It seems to work, but is it safe to use self
after forking? Or should I always pass arguments to the subprocess as function parameters through args
?
import multiprocessing as mp
class C():
def __init__(self):
self.v = 'bla'
p = mp.Process(target=self.worker, args=[])
#p = mp.Process(target=self.worker, args=(self.v,))
p.start()
p.join()
def worker(self):
print(self.v)
#def worker(self, v):
#print(v)
c = C()
# prints 'bla'
To be more specific, I want to pass manager.Queue() objects, not sure, if it makes a difference.
If this was a simple C fork(), since the whole process is copied identically - except for the pid -, self
would be the same. But Python multiprocessing may be doing something I am not aware of, or there may be a warning somewhere like "don't use it like this, this may change in the future". I did not find anything addressing specifically this question.
My actual worries is that arguments passed in args
, especially if they are associated with the multiprocessing module may be transformed around fork() to avoid whatever problems.
Python 3.6.5
For anything other than the fork start method, both the target and the arguments are sent to the worker processes using pickling, when Process.start()

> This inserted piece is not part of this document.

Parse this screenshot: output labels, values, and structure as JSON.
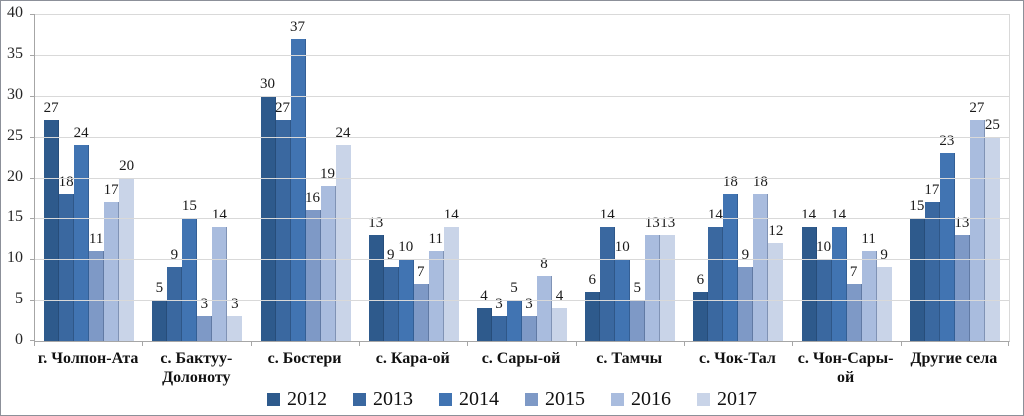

is called. For the fork method, the child process is forked at the same point, so when Process.start()
is called.
So when you don't use the fork start method, what you need to worry about is if your data can be pickled. When that is the case then there is no reason to avoid using a class instance and self
; the whole instance is pickled as self.target
is a method that includes a reference to the instance:
>>> class C:
... def __init__(self):
... self.v = 'bla'
... def worker(self):
... print(self.v)
...
>>> c = C()
>>> data = pickle.dumps(c.worker)
>>> pickletools.dis(data)
0: \x80 PROTO 4
2: \x95 FRAME 71
11: \x8c SHORT_BINUNICODE 'builtins'
21: \x94 MEMOIZE (as 0)
22: \x8c SHORT_BINUNICODE 'getattr'
31: \x94 MEMOIZE (as 1)
32: \x93 STACK_GLOBAL
33: \x94 MEMOIZE (as 2)
34: \x8c SHORT_BINUNICODE '__main__'
44: \x94 MEMOIZE (as 3)
45: \x8c SHORT_BINUNICODE 'C'
48: \x94 MEMOIZE (as 4)
49: \x93 STACK_GLOBAL
50: \x94 MEMOIZE (as 5)
51: ) EMPTY_TUPLE
52: \x81 NEWOBJ
53: \x94 MEMOIZE (as 6)
54: } EMPTY_DICT
55: \x94 MEMOIZE (as 7)
56: \x8c SHORT_BINUNICODE 'v'
59: \x94 MEMOIZE (as 8)
60: \x8c SHORT_BINUNICODE 'bla'
65: \x94 MEMOIZE (as 9)
66: s SETITEM
67: b BUILD
68: \x8c SHORT_BINUNICODE 'worker'
76: \x94 MEMOIZE (as 10)
77: \x86 TUPLE2
78: \x94 MEMOIZE (as 11)
79: R REDUCE
80: \x94 MEMOIZE (as 12)
81: . STOP
highest protocol among opcodes = 4
In the above stream you can clearly see v
, 'blah'
and worker
named.
If you do use the fork start method, then the child process simply has full access to everything that was in memory in the parent process; self
is still referencing the same object you had before forking. Your OS takes care of the details there, such as ensuring that file descriptors are independent, and that the child process gets a copy of the memory blocks that are being altered.
Either way, further changes you make to the instance won't be visible to the parent process, unless you explicitly use data structures designed to be shared.